We would like you to reach out more to your brother, to be more of a brother to him. He is your junior. He knows less about how to get on in the world, though we see him as a gentle, kind soul. Perhaps that’s because we were able to protect him in ways we were not able to protect you. I know you don’t want to hear this, and certainly you don’t want to hear this with the death of your mother fresh in your memory, but we wanted you with us, away from your mother, knowing we could do better for you, offering more than she could offer, whether it was better schools, a better home, just a better place to live and blossom. But you didn’t want that at the time, so we let you stay with your mother. But none of that means you shouldn’t reach out to your brother. It seems you are somehow jealous of him, though I don’t know why, or that you resent what he has, what he has done, because his life looks easy to you. But his life is just as much a challenge, maybe more of a challenge in its own way, that what you enabled you to be the intelligent, loving person you are today. It’s because of that intelligence, that love you give when you want to, that makes it hard for us to understand why you won’t include your brother.

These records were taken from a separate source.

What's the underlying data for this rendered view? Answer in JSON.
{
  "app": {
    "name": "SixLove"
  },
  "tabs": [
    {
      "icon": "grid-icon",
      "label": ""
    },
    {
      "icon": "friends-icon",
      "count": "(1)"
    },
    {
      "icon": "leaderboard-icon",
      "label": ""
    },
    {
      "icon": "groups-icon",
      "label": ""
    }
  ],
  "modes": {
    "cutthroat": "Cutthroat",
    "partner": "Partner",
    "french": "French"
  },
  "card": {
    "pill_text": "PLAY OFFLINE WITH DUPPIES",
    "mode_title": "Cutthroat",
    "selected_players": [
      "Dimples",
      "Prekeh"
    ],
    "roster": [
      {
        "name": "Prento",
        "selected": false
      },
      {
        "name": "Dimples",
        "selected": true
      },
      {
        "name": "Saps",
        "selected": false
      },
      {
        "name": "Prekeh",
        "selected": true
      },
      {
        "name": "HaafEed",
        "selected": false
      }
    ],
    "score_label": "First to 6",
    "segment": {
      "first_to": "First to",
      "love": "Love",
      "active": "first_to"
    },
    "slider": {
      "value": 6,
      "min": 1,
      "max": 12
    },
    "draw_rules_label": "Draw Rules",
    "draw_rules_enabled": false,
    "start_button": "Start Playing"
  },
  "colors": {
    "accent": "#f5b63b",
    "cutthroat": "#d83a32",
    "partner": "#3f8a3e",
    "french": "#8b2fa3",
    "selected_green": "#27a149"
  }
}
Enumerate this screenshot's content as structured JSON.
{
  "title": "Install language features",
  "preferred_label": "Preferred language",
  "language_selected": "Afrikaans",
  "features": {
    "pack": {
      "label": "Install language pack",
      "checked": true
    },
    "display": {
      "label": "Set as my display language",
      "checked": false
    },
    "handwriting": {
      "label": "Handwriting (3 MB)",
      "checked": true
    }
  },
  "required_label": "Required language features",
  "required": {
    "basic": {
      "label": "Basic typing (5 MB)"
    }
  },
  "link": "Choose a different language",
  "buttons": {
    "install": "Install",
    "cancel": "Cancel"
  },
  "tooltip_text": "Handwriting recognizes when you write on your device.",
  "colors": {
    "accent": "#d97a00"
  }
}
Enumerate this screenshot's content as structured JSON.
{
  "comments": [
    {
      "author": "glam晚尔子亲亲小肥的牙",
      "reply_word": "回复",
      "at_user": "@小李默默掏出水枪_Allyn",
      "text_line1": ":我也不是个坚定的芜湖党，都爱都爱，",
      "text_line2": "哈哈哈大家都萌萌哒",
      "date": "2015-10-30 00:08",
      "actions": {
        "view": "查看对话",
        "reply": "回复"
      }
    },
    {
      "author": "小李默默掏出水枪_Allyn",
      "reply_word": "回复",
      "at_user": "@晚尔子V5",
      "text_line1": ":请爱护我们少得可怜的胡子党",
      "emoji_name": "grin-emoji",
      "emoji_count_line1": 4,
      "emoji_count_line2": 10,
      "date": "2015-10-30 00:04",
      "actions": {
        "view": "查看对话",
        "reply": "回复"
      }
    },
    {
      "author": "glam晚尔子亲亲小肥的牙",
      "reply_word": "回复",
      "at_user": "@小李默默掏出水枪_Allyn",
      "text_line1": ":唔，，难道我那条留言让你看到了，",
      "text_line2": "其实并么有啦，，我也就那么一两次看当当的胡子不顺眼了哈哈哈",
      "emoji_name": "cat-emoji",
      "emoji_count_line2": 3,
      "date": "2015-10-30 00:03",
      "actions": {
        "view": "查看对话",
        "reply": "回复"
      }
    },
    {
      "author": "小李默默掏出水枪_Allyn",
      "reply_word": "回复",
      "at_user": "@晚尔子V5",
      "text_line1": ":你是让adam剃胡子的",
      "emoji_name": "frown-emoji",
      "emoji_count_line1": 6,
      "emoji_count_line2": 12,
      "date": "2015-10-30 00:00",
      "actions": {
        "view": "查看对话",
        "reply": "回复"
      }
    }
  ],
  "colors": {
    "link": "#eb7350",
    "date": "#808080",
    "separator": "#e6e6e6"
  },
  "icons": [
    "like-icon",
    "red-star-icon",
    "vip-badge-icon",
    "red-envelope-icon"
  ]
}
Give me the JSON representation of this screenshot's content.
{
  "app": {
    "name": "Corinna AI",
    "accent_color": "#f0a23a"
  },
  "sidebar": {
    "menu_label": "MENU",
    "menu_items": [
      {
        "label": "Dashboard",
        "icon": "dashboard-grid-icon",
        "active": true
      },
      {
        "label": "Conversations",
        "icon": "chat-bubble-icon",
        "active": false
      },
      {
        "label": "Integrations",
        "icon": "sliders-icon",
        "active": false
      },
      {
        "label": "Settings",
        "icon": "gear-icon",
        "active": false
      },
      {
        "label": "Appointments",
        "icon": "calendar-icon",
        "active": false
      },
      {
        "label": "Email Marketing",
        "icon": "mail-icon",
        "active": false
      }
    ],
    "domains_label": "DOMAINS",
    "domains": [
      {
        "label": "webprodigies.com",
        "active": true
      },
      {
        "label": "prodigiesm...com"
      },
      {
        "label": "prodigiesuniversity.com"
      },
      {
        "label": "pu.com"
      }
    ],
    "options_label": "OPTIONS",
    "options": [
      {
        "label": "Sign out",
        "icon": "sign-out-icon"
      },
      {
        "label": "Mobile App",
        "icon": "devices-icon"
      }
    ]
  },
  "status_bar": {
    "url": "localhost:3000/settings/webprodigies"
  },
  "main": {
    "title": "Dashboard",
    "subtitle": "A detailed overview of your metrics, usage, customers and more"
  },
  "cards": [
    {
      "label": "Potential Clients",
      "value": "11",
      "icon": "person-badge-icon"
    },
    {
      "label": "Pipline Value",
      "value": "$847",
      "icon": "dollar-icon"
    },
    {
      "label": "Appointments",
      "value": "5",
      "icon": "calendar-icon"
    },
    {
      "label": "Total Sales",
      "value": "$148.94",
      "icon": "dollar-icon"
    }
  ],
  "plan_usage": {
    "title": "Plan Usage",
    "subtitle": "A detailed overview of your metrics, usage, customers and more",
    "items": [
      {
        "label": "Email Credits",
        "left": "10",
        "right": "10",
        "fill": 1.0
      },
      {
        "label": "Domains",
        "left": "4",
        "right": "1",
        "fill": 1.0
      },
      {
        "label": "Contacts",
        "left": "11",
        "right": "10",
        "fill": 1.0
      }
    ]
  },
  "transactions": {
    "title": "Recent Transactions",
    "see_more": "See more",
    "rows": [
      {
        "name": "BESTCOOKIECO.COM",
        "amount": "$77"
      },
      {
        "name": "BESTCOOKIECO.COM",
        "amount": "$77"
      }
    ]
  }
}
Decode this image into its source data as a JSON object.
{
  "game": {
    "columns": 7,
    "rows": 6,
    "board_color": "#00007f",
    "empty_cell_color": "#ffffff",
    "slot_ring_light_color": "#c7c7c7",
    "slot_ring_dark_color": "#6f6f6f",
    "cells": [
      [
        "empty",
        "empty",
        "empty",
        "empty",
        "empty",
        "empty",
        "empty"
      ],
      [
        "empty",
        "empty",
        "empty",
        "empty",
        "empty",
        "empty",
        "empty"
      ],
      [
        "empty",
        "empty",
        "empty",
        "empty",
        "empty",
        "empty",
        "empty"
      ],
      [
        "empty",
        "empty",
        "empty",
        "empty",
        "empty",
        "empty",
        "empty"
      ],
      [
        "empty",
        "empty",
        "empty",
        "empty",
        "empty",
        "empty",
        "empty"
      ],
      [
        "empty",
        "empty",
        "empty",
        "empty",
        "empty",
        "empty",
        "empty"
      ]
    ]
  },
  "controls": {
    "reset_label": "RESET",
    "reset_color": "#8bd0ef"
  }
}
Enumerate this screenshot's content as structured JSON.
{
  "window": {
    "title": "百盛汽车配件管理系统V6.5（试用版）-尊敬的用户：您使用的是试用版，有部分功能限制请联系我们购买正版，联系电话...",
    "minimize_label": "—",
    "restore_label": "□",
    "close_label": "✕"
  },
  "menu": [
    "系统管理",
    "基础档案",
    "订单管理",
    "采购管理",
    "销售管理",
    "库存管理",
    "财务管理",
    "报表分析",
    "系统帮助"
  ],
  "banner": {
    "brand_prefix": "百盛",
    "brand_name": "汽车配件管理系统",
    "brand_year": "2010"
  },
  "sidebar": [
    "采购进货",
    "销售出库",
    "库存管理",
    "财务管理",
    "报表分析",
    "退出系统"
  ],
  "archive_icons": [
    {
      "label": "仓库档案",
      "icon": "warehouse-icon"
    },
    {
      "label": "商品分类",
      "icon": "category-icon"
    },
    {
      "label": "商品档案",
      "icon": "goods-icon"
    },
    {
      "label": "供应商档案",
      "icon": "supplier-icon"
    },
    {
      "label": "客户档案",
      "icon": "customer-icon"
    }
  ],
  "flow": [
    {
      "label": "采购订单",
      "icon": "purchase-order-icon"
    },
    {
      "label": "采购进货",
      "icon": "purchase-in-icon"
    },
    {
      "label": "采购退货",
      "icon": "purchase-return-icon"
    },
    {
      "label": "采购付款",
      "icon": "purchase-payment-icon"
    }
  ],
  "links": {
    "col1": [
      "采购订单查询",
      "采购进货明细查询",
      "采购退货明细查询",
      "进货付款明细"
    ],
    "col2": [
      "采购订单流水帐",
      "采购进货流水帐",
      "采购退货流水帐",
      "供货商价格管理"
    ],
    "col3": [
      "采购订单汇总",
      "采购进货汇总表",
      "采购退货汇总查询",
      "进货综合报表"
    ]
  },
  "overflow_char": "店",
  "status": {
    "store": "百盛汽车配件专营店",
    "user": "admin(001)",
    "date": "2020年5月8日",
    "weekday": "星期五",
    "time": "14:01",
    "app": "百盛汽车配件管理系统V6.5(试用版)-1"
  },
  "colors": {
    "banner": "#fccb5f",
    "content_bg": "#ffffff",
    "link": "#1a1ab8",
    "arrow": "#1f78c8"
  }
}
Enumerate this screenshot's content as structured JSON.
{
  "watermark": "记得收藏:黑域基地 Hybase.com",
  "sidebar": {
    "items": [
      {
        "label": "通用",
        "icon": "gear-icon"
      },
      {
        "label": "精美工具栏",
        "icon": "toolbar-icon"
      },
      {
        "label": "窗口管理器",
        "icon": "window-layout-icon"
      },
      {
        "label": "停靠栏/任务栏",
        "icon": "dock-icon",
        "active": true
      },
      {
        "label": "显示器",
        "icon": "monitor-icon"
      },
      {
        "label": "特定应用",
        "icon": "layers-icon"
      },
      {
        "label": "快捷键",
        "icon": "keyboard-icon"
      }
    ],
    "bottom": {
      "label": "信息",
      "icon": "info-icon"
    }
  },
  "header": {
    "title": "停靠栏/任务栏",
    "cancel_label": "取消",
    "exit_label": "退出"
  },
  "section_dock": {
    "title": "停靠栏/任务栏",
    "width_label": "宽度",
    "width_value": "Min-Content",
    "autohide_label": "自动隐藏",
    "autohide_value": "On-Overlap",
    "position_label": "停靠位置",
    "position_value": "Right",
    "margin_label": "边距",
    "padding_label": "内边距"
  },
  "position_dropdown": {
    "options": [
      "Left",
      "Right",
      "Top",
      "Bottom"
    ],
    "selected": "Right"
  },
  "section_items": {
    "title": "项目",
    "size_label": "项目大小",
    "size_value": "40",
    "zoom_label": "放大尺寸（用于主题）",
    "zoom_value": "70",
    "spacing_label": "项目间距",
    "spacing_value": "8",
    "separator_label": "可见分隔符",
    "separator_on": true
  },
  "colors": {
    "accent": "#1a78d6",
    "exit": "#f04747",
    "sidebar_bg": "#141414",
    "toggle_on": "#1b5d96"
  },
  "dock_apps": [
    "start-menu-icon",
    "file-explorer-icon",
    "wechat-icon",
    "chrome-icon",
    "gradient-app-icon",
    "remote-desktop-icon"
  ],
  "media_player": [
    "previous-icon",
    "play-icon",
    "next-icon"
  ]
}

Your mother, Alexis, and I look forward to the time when you can be more of a brother to your brother, more of a son to the both of us, and we in turn can be more of a father and mother to you, a grandfather and grandmother to Laura, even more of a friend to Willa. I hope this finds you well. We look forward to the time when we can get together again.
Hugs,
L------
12 November 2005
Dear L------,
In my earlier letters, I’ve done what I could to make clear that as much as I care for Alexis, I can’t view her as my mother, not even as a mother figure. I understand how that is difficult for the two of you, but this is something, the way I feel, and I can’t change that. It’s just who I am and I hope you can accept me for it, for me being me, as I do my best to accept the three of you for who you are and not who I would like you to be, who I wish you could be. It’s not my place to tell you what to do and think, only to let you know how you might meet my needs as your child. I’m doing my best to keep my needs realistic, to understand what you can reasonably be expected to provide. My hope is that you can do the same for me.